Ketua DPD RI AA LaNyalla Mahmud Mattalitti menilai Pancasila saat ini lebih sering diucapkan sebagai jargon politik semata, sementara pemahamanya kian minim. Hal tersebut diungkapkan Ketua DPD di acara virtual Pemilihan Duta Pancasila Kabupaten Malang, Kamis (9/12/2021).
"Terus terang saya senang dan bangga jika ada generasi muda masih membicarakan salah satu persoalan fundamental bangsa ini, yaitu pentingnya pemahaman nilai kebangsaan melalui pemahaman yang utuh terhadap Pancasila," ujar LaNyalla dalam keterangan tertulis, Kamis (9/12/2021).
Ia menegaskan, Pancasila tidak boleh digunakan untuk polarisasi masyarakat seperti sekelompok orang yang membenturkan vis a vis Pancasila dengan Islam. Menurutnya, tidak ada satu tesis pun yang menyatakan Pancasila bertentangan dengan Islam.
SCROLL TO CONTINUE WITH CONTENT
"Kita semua juga tahu, bahwa negara ini berdasarkan Ketuhanan Yang Maha Esa, seperti termaksud dalam Pasal 29 Ayat (1) konstitusi kita. Di Ayat (2) disebutkan Negara menjamin kemerdekaan tiap-tiap penduduk untuk memeluk agamanya masing-masing dan untuk beribadat menurut agamanya dan kepercayaannya itu," jelasnya.
Menurutnya, anehnya lagi, ketika ada sekelompok masyarakat yang taat menjalankan ajaran agama justru dipandang tidak Pancasilais.
"Mengapa semakin banyak kelompok masyarakat yang memahami Pancasila dengan begitu dangkal? Inilah buah Era Reformasi dan Amandemen Konstitusi di tahun 1999 silam, yang akhirnya mengubah wajah dan sistem tata negara bangsa ini. Sistem Demokrasi dan Ekonomi Pancasila diubah menjadi Demokrasi Liberal dan Ekonomi Kapitalistik," ungkapnya.
Atas desakan Reformasi, pada tanggal 13 November 1998, melalui Ketetapan Nomor 18 tahun 1998, MPR mencabut Ketetapan tentang Pendoman Penghayatan dan Pengamalan Pancasila.

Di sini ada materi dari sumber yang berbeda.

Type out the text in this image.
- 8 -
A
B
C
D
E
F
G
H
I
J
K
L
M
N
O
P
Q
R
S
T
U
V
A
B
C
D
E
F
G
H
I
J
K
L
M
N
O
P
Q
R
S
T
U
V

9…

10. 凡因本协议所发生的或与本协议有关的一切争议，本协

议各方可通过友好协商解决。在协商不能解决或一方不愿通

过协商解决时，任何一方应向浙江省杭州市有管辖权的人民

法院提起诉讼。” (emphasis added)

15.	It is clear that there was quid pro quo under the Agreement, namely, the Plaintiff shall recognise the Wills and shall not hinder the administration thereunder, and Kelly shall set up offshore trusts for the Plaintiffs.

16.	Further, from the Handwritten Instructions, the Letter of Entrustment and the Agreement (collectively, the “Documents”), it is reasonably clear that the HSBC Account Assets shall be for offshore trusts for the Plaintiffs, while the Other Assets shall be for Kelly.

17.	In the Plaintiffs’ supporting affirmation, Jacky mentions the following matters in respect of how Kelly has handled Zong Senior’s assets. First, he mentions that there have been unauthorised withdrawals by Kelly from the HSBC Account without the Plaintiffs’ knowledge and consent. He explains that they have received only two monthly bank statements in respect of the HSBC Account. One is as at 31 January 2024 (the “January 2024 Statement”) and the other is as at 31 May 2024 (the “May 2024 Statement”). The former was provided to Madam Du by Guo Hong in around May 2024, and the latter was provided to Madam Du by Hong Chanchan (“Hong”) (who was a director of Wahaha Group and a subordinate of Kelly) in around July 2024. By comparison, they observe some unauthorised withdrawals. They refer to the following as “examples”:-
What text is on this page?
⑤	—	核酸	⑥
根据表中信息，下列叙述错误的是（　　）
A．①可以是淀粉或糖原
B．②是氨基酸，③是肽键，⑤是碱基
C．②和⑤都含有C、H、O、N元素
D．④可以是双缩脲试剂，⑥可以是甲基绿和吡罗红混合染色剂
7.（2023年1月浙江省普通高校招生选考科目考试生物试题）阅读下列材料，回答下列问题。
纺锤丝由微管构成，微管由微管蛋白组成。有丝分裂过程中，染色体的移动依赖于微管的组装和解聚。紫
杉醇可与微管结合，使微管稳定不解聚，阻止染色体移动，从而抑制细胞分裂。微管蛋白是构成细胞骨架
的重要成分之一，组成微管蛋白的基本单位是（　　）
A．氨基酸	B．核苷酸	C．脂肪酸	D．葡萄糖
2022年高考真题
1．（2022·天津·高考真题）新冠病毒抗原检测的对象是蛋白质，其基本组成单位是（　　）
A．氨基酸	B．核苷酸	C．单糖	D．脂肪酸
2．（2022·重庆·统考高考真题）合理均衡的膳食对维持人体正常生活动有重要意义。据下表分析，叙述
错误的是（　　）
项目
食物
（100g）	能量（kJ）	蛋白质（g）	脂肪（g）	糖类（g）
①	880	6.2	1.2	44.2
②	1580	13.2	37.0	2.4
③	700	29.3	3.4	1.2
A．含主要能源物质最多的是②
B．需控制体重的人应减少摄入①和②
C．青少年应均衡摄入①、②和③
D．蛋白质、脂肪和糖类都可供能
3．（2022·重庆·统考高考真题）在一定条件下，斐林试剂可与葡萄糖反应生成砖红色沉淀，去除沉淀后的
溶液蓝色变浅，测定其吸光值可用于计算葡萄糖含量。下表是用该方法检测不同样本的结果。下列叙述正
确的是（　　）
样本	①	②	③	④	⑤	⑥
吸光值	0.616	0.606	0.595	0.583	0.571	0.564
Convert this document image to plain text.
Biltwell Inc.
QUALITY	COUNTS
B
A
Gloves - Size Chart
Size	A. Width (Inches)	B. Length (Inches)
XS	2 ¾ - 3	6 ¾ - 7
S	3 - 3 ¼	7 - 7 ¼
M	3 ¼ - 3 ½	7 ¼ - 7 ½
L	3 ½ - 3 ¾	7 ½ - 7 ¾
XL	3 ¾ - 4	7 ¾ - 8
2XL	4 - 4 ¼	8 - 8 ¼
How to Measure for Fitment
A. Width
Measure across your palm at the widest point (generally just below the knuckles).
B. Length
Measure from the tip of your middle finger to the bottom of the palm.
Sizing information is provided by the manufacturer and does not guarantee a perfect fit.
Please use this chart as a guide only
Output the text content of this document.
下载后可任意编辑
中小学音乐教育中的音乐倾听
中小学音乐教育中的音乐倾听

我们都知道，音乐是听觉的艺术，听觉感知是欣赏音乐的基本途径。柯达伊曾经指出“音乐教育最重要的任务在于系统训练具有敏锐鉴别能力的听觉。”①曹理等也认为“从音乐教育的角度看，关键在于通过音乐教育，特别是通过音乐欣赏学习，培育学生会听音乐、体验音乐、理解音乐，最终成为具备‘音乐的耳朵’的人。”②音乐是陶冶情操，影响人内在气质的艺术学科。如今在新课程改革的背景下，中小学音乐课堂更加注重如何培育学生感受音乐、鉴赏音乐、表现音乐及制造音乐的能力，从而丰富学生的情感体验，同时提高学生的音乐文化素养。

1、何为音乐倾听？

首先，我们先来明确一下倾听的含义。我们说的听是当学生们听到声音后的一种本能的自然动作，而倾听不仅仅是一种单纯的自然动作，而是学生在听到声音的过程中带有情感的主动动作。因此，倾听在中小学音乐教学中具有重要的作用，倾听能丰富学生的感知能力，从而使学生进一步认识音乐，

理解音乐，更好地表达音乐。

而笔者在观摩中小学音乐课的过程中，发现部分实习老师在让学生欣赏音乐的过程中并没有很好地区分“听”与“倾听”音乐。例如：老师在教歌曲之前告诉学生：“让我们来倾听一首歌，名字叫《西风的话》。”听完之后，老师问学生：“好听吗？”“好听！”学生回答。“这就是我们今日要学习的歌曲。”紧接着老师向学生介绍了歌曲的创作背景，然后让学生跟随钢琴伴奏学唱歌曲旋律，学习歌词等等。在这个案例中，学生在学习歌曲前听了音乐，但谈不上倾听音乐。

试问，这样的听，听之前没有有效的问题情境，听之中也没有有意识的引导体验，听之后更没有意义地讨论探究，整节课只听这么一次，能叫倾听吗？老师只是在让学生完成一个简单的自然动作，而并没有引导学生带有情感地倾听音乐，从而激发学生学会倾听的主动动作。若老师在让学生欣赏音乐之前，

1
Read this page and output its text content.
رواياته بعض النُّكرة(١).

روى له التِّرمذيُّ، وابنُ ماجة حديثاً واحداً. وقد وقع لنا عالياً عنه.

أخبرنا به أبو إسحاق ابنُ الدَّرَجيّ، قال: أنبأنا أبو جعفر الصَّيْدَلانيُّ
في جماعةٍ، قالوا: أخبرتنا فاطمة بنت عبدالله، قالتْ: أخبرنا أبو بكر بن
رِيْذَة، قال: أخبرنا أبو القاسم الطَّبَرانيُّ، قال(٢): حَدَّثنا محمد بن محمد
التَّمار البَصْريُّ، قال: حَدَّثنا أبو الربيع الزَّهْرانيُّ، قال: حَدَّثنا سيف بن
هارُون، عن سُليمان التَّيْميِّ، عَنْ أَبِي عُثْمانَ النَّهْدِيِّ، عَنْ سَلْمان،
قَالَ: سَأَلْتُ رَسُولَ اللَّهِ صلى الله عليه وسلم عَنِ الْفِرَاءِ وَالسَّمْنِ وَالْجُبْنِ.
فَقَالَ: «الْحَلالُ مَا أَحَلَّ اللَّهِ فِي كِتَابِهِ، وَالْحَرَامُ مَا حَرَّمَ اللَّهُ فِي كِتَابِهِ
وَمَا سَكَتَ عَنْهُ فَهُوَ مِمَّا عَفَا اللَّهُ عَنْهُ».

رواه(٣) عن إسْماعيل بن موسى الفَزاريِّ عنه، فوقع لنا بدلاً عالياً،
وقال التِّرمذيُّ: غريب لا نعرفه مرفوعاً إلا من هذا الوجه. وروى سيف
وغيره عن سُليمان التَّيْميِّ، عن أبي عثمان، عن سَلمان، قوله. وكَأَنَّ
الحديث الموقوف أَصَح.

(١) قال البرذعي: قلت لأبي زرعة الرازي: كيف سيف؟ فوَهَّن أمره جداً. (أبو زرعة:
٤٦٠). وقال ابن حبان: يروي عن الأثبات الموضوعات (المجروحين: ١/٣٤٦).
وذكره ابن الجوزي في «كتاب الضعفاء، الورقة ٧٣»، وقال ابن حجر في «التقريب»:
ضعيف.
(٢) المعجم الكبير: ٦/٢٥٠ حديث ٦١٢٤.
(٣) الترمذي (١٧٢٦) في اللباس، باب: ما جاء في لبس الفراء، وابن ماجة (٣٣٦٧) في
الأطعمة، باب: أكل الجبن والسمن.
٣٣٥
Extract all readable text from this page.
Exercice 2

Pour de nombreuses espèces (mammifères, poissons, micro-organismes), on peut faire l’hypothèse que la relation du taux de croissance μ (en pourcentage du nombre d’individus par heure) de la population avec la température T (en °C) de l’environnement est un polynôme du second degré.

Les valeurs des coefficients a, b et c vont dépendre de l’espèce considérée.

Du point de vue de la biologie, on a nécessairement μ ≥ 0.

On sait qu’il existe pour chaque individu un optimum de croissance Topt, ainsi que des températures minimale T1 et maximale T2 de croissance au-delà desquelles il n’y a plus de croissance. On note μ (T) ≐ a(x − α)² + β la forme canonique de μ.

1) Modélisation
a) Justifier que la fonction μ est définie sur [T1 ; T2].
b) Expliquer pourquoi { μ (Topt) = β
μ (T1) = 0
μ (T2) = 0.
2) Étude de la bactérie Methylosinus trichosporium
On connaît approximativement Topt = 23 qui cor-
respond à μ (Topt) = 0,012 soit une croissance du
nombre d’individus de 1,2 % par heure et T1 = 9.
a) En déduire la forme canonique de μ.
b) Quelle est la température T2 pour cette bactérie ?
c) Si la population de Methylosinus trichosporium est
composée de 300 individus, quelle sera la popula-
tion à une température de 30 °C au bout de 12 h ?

Alasannya karena materi muatan dan pelaksanaannya sudah tidak sesuai dengan perkembangan kehidupan bernegara.
"Yang jadi pertanyaan bagaimana mungkin P4 yang sudah berjalan selama 20 tahun, dan bertujuan menanamkan ideologi bangsa, dikatakan materinya sudah tidak sesuai dengan perkembangan kehidupan bernegara? Inilah yang saya sebut sebagai upaya sistematis untuk menghancurkan sebuah negara, adalah dengan membuat ideologi bangsa tersebut menjadi terasing dan aneh di mata rakyatnya. Sehingga hari ini Pancasila ibarat raga tanpa jiwa. Ada, tetapi tidak ada," jelasnya.
LaNyalla mengatakan, konstitusi hari ini yang merupakan hasil Amandemen tahun 1999 hingga 2002. Secara isi sudah tidak nyambung lagi dengan Pancasila dan kalimat yang ada di dalam Pembukaan Undang-Undang Dasar 1945.
"Inilah pekerjaan besar kita hari ini," jelasnya.
LaNyalla mengatakan, ajang Pemilihan Duta Pancasila harus menjadi langkah konkret sebagai upaya untuk menanamkan pemahaman mengenai Pancasila. Oleh karena itu, ia berharap, Duta Pancasila nantinya dapat memahami dan mencermati perubahan arah perjalanan bangsa Indonesia.
"Kita harus berani melakukan koreksi atas sistem tata negara dan sistem ekonomi nasional kita. Seluruh elemen bangsa ini harus bersama dalam satu langkah, mengembalikan Indonesia ke jati diri bangsa yang telah dirumuskan oleh para pendiri bangsa, yaitu Pancasila," tutupnya.